En ce dimanche de Pâques, la Vieille Ville de Jérusalem résonne d'un silence angoissant, en contraste avec l'effervescence habituelle de cette fête chrétienne majeure. Les célébrations sont assombries cette année par des conflits persistants et une sécurité renforcée autour du Saint-Sépulcre, point central de dévotion pour des millions de chrétiens.
Les accès à la basilique, qui se dresse sur le site de la crucifixion et de la résurrection de Jésus, sont contrôlés par des barrages policier israéliens, limitant ainsi l'accès à un petit nombre de fidèles. Les boutiques sont fermées, et seuls quelques rares passants osent arpenter les rues pavées, maudites par l'absence de leur communauté.
"Joyeuses Pâques", salue le cardinal Pierbattista Pizzaballa en entrant dans la basilique, entouré d'une poignée de membres du clergé. Ces mots, empreints d'espoir, contrastent avec la réalité environnante.
Les mesures de sécurité, bien que justifiées par les autorités israéliennes par des impératifs de sécurité en raison de la guerre en cours, soulèvent de nombreuses inquiétudes. "C'est vraiment douloureux de vouloir prier et de ne rien trouver ici. Tout est fermé", confie Christina Toderas, 44 ans, émue, venue de Roumanie pour vivre cette fête sacrée.
Otmar Wassermann, un habitant de Tel-Aviv, exprime son indignation face aux restrictions. "C'est inacceptable de ne pas pouvoir accéder à l'église", déclare-t-il, expliquant que la basilique était son rendez-vous annuel depuis des années. "L'atmosphère lors de ces célébrations est unique, un moment où la foi s'exprime pleinement."

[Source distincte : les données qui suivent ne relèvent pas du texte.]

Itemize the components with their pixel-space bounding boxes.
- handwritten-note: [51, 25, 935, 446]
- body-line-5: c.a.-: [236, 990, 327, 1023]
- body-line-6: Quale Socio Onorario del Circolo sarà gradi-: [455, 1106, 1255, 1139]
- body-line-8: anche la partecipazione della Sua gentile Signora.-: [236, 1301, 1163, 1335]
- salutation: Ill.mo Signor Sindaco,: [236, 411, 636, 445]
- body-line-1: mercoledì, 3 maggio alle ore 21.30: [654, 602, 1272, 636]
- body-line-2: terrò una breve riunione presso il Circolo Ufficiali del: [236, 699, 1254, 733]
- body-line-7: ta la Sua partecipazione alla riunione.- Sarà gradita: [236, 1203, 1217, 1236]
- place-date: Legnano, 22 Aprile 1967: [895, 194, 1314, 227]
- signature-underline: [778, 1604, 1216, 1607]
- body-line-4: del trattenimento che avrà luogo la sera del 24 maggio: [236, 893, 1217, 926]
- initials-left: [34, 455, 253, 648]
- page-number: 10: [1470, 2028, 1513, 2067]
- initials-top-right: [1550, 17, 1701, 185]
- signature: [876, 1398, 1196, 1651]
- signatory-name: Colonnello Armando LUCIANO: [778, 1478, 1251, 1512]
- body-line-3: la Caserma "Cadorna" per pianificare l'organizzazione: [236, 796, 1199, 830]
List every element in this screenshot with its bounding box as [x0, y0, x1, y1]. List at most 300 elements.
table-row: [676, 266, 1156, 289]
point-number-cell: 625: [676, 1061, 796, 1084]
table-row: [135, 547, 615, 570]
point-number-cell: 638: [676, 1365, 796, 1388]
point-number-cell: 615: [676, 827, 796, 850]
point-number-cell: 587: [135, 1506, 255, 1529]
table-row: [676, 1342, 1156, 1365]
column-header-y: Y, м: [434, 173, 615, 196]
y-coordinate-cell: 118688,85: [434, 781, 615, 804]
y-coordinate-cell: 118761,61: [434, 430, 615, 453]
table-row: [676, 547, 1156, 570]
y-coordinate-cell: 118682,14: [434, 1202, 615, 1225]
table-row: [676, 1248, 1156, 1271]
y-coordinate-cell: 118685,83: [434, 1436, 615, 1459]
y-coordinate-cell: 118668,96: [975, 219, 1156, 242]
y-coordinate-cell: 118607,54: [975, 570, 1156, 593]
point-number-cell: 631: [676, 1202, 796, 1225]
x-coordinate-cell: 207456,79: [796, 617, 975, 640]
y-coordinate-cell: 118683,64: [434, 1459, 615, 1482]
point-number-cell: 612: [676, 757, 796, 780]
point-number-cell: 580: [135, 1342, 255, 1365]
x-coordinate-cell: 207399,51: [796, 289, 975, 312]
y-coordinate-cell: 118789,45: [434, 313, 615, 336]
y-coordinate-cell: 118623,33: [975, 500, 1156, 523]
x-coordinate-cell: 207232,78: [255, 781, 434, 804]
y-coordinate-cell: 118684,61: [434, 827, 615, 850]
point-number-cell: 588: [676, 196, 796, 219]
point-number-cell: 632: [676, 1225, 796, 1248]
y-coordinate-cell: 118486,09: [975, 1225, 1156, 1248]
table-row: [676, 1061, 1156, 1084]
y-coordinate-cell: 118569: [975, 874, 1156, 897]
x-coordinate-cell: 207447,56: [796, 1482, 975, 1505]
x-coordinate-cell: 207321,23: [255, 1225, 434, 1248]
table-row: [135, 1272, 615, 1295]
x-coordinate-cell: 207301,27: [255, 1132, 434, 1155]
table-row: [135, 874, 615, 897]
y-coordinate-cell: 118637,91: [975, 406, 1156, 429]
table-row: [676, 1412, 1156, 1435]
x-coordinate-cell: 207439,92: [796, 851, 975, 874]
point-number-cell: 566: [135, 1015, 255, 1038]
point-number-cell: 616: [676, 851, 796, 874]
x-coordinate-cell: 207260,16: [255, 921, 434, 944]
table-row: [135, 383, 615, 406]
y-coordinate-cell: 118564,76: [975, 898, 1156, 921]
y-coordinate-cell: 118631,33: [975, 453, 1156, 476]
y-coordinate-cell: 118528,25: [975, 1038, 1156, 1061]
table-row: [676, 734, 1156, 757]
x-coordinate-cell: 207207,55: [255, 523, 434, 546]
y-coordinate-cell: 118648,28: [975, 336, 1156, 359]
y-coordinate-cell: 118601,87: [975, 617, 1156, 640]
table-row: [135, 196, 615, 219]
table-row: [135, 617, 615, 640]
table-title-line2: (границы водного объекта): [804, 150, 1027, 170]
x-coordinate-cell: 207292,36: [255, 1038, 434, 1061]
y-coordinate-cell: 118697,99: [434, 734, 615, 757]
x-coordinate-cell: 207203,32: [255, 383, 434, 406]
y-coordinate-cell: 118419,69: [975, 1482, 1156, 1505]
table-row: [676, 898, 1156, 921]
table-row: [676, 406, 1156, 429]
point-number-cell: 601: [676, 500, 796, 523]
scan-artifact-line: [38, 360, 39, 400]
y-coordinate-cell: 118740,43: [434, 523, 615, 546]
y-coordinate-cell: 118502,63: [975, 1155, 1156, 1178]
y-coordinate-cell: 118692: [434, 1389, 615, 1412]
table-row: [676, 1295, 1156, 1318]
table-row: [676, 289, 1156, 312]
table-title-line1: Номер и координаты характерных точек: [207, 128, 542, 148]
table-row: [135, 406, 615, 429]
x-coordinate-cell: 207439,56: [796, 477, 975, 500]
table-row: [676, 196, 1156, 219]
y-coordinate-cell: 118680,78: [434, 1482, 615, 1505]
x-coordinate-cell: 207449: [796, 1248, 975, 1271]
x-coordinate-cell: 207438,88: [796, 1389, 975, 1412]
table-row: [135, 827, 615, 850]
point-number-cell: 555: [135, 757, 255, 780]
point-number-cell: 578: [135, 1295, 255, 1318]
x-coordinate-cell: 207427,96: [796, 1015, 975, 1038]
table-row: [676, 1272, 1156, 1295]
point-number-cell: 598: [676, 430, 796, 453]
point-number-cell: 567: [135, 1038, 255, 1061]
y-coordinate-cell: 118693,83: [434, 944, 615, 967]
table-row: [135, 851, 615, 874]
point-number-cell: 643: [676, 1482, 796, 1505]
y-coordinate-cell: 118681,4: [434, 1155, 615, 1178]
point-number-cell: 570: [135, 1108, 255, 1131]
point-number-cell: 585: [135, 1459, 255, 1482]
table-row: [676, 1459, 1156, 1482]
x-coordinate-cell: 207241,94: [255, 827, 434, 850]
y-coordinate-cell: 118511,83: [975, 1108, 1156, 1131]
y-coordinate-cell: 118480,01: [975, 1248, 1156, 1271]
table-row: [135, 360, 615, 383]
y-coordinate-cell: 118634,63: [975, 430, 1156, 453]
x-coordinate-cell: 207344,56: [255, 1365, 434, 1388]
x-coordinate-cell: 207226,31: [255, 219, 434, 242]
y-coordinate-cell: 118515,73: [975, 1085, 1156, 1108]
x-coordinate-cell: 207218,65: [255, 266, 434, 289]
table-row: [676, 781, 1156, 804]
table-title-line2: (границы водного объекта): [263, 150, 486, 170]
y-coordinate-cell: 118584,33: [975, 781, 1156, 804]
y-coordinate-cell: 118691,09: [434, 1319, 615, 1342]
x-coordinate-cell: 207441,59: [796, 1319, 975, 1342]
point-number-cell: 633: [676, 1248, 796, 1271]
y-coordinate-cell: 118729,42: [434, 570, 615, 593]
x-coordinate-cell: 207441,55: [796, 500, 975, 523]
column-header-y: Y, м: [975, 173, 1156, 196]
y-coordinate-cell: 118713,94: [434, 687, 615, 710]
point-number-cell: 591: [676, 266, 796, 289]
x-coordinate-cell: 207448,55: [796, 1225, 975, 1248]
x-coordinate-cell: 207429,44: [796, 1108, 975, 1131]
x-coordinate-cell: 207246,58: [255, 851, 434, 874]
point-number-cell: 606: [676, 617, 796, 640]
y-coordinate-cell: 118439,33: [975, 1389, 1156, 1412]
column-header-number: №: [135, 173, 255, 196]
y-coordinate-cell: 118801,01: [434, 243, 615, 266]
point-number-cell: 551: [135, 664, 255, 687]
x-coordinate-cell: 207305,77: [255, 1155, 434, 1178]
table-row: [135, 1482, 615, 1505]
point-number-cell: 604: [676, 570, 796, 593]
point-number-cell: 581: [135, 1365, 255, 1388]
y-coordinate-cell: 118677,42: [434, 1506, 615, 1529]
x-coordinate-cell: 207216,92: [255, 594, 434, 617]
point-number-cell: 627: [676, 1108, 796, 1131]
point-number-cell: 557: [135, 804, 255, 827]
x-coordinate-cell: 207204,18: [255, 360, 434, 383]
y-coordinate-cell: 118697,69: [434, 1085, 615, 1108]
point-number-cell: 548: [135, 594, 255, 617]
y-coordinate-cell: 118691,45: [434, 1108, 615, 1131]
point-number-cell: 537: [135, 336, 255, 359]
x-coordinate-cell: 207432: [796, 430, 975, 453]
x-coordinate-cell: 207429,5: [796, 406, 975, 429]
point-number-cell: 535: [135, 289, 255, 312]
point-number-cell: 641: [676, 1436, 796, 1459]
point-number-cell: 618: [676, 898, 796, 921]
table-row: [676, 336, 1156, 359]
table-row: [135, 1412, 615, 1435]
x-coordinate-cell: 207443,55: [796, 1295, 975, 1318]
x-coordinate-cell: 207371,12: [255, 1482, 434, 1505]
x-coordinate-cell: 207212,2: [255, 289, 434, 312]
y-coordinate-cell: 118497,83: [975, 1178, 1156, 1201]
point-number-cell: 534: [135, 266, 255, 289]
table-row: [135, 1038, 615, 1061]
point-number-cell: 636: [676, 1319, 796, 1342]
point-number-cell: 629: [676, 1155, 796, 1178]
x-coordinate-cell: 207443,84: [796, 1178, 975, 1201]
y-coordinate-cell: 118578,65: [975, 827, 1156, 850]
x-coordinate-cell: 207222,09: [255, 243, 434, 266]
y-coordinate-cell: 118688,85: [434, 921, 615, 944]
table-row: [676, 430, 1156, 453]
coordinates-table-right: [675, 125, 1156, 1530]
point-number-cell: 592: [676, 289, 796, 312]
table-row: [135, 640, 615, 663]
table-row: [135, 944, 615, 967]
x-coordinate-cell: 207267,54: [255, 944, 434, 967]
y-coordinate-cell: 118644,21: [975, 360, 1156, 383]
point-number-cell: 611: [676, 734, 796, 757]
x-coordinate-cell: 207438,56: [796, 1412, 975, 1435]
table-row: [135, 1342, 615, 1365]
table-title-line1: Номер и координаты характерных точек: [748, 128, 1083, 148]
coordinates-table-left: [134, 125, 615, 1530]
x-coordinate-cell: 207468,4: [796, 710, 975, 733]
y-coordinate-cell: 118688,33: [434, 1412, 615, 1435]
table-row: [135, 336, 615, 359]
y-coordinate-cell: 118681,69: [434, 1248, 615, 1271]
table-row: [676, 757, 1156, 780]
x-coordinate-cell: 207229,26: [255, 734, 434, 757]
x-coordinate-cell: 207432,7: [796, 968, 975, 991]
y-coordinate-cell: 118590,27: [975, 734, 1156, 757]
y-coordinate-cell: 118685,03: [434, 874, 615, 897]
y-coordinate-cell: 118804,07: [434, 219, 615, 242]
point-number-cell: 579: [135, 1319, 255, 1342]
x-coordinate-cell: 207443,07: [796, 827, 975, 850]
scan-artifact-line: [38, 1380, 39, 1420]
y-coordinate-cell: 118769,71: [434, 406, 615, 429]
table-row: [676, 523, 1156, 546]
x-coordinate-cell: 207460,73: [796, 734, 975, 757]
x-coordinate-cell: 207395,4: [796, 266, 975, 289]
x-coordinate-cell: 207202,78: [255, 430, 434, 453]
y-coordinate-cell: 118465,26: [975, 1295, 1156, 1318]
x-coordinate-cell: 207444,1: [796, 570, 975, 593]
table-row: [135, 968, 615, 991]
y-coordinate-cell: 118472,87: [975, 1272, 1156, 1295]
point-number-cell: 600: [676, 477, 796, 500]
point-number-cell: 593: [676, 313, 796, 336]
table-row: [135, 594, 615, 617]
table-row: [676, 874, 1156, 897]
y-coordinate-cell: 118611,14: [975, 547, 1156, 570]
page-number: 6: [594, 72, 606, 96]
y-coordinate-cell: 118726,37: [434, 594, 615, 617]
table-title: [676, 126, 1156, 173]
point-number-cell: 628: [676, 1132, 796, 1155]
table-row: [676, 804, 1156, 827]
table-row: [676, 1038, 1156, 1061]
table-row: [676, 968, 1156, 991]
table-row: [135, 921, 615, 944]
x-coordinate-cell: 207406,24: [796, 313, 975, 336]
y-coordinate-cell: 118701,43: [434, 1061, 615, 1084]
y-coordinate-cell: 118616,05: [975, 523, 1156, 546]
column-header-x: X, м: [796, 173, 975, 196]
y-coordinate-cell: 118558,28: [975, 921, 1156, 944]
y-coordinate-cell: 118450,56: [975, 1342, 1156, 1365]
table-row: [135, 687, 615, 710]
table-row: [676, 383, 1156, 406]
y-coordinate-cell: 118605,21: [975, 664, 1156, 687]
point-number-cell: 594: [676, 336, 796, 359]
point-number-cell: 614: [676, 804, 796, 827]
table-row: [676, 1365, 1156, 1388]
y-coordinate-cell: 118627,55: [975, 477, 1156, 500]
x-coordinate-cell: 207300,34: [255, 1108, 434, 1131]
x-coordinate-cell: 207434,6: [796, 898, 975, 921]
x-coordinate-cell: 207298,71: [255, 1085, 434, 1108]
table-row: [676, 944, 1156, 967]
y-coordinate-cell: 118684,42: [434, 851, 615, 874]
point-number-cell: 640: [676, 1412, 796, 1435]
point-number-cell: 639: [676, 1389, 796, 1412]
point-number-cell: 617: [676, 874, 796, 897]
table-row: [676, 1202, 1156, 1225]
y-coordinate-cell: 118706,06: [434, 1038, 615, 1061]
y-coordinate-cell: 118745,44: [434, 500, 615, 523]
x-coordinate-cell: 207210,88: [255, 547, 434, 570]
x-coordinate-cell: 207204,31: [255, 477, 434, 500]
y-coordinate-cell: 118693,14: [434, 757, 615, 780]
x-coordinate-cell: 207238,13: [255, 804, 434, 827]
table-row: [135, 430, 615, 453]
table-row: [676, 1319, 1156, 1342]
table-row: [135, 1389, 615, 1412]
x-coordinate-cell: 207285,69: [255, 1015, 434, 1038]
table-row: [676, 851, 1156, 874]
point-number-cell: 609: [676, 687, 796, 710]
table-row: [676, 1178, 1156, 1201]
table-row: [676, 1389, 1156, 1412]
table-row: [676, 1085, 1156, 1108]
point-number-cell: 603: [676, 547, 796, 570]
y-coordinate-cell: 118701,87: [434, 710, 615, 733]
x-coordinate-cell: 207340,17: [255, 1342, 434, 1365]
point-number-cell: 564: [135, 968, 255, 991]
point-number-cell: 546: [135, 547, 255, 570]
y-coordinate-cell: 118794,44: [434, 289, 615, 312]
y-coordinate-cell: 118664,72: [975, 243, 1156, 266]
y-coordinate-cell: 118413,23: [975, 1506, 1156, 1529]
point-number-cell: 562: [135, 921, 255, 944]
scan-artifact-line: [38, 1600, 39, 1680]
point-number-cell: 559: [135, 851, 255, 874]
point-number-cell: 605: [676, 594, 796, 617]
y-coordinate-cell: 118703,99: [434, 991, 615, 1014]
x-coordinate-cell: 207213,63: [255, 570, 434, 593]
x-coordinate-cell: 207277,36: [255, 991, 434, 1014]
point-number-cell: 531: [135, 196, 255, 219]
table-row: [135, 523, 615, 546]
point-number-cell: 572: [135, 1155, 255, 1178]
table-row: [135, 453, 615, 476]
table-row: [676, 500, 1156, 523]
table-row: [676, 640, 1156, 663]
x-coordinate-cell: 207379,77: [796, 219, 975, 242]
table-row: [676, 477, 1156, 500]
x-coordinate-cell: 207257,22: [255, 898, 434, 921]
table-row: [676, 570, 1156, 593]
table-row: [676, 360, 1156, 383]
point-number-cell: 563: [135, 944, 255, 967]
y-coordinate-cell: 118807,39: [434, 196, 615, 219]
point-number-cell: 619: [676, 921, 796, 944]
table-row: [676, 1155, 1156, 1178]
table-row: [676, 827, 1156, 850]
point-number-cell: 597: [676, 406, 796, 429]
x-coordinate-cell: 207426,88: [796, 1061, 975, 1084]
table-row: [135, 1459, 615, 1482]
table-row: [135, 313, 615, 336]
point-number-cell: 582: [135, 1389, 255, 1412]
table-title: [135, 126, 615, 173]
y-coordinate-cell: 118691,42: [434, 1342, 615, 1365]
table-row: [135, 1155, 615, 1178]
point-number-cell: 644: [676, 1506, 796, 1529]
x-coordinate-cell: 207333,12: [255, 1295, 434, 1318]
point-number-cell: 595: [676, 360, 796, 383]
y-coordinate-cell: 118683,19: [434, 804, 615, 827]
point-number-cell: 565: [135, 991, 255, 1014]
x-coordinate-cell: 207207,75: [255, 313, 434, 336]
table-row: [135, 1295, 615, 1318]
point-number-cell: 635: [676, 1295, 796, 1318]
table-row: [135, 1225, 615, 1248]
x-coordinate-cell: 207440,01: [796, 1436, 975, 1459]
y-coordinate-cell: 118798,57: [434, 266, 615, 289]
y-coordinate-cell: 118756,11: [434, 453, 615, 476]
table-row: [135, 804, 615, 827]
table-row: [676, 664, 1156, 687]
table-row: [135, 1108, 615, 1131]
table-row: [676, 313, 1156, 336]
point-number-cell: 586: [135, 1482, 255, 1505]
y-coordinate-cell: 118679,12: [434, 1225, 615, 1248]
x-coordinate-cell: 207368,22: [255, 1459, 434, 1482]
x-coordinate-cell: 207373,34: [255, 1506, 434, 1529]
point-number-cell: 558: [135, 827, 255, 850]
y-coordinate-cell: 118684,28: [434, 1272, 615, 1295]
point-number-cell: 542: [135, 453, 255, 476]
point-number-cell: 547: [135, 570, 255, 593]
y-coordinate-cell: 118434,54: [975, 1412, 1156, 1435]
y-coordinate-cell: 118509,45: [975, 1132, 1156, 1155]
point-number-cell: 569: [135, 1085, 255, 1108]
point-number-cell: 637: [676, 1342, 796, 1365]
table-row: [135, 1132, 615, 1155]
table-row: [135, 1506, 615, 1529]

Le Premier ministre israélien Benjamin Netanyahu a souligné sur X sa volonté de protéger la liberté de culte, en période sacrée pourtant entravée par les tensions actuelles. Les avis sont partagés, même au sein du clergé. Le père Bernard Poggi évoque une application inégale des règles de sécurité, ce qui suscite des interrogations quant à l’égalité d’accès pour toutes les religions.
La situation est particulièrement difficile pour les chrétiens orthodoxes, qui célèbrent Pâques un peu plus tard, le 12 avril. Les échos de l'histoire chrétienne se heurtent à la réalité d’une guerre qui bouleverse tout, impactant ainsi les rites religieux. Georgina Kassisieh, 80 ans, s'inquiète : "Nous avons besoin de paix sur toute la Terre".
Cette année, les débris de missiles iraniens sont tombés précisément dans la Vieille Ville, ajoutant une couche dramatique à un temps de fête. Les blessures de la guerre touchent aussi les amis musulmans de la communauté chrétienne, qui ont été incapables d'accéder à la mosquée Al-Aqsa pendant le ramadan, témoignant d'une souffrance collective.